In South Copeland, NWS has now finally conceded – as the NFLAs and many local Cumbrians have long suspected – that their area of choice is West of Haverigg, incorporating the former RAF airfield and surrounding the prison [Figure 1]. Although Nuclear Waste Services have made much of their efforts to avoid Haverigg and Millom, referencing the provision of a ‘buffer zone’, they have given no similar consideration to the poor residents of Kirksanton, who will find that the Area of Focus comes up to their very doorsteps and, in some sorry instances, incorporates their properties. In so doing NWS have provided for direct access to the railway line.

As the Area of Focus incorporates the former RAF airfield and surrounds the prison, it seems inconceivable that HMP Haverigg would remain open if the GDF surface facility were to be located there, and the two wind farms owned by Thrive Renewables and Windcluster might also be lost[i]. The prison’s closure would impact more than two hundred staff, over 100 of them local, as well as local businesses which supply the prison[ii].

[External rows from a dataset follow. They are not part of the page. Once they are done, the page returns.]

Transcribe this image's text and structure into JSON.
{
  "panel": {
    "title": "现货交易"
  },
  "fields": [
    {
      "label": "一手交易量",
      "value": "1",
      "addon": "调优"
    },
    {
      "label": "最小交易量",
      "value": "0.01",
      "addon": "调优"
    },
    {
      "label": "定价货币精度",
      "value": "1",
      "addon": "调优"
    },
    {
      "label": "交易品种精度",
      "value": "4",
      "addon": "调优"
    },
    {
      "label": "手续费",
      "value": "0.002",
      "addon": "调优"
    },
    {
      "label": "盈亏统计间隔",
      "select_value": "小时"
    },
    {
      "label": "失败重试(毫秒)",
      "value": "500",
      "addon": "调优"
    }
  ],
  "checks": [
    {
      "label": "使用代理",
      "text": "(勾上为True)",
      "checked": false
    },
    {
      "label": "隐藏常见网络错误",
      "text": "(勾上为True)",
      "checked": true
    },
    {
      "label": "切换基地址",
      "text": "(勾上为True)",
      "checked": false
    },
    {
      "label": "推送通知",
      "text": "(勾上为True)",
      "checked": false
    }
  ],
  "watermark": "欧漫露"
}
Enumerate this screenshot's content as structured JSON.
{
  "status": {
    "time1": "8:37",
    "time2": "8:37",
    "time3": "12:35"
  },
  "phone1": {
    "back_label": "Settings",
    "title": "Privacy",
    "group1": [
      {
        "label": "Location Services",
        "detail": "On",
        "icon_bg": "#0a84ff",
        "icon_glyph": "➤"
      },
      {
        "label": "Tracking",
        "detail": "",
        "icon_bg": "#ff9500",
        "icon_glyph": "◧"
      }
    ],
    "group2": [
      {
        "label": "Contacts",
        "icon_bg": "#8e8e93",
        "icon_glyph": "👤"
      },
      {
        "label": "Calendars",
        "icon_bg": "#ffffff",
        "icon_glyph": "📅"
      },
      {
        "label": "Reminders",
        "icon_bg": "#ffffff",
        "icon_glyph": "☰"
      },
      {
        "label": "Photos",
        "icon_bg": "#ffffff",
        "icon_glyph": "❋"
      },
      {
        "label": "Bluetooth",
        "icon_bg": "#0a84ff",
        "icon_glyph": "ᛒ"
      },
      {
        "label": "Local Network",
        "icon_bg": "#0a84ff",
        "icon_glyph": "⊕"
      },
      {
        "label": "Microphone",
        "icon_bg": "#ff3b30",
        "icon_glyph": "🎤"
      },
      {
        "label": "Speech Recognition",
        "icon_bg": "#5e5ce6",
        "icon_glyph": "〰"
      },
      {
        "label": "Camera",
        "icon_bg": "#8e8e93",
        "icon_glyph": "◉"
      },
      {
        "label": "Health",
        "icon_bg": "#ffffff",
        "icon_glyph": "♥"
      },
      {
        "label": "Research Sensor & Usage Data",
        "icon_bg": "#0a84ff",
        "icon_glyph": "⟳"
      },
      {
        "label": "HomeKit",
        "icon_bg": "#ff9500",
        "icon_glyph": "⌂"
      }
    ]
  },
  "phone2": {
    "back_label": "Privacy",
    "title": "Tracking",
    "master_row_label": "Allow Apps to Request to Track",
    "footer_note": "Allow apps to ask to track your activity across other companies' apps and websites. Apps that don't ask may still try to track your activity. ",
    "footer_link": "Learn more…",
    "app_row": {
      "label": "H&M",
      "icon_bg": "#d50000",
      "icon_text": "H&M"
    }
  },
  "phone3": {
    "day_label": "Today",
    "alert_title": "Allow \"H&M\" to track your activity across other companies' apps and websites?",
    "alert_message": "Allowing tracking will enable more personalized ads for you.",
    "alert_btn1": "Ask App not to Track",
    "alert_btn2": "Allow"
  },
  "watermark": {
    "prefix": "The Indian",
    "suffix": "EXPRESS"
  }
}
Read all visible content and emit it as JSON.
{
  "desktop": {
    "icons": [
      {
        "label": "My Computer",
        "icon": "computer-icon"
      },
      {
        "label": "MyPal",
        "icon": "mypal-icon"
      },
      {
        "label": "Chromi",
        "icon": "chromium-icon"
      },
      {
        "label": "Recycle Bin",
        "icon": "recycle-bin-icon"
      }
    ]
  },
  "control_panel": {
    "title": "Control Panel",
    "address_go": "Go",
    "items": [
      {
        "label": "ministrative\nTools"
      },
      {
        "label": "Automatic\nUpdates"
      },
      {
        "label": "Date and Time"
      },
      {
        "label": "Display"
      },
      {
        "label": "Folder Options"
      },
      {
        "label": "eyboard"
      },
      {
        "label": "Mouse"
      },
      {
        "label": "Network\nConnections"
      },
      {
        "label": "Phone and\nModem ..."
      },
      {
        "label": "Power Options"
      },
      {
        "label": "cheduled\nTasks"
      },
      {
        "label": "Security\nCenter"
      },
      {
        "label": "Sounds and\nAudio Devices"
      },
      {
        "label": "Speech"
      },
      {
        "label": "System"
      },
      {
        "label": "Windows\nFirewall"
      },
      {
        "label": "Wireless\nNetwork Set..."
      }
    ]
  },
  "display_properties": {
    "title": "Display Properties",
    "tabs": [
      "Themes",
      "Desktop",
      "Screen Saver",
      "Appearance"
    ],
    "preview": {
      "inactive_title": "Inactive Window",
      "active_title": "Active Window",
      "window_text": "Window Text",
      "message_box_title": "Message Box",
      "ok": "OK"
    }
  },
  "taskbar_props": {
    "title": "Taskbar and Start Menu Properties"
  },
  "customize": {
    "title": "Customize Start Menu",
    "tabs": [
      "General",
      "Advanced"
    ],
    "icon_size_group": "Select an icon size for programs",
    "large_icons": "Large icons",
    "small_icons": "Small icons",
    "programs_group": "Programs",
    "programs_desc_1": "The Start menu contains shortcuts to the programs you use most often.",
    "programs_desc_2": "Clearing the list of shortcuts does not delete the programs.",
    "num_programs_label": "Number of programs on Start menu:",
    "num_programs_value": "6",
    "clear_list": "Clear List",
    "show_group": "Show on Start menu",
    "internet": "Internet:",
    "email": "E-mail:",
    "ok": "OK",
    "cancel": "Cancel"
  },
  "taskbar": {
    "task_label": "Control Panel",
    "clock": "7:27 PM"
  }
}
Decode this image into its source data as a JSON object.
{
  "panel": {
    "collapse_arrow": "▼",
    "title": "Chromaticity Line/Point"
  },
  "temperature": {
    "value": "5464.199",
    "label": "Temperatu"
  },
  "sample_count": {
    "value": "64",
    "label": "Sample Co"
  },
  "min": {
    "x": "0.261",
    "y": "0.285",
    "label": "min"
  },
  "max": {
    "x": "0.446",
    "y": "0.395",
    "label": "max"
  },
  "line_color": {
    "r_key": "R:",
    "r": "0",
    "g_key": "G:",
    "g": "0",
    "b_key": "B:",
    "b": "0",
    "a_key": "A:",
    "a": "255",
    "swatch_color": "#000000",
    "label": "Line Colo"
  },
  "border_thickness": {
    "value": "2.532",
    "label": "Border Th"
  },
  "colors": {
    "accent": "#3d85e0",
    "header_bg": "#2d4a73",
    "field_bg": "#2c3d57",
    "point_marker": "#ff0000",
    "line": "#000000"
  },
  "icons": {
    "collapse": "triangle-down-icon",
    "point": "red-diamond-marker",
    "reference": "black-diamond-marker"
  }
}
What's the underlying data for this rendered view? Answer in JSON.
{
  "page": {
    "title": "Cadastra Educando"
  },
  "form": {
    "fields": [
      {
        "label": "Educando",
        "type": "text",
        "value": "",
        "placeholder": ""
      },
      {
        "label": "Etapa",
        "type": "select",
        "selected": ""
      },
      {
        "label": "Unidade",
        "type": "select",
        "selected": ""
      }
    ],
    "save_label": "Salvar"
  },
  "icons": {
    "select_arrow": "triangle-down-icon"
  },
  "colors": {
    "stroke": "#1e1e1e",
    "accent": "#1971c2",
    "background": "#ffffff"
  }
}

There is at least some consolation for the good people of Drigg, living on the other side of the South Copeland Search Area. Although a parcel of land northeast of the village was identified as being of interest, in recognition that the Low Level (Radioactive) Waste Repository is located nearby it was considered that ‘an Area of Focus so close to the LLW Repository site could potentially impact ongoing operation of the site’. Consequently, NWS are ‘not prioritising it at this stage’, but this is one to watch as this may represent a stay, rather than a commutation, of execution.

In the Theddlethorpe Search Area, a huge bombshell has been dropped on the unsuspecting residents of Great and Little Carlton and Gayton-le-Marsh, as Nuclear Waste Services’ primary focus has moved from the former Theddlethorpe Conoco gas terminal to the fields that lie between these villages [Figure 2]. As the new site is so far inland, NWS are looking at a prospective accessway of considerable length under the King’s National Nature Reserve to the coast [Figure 3].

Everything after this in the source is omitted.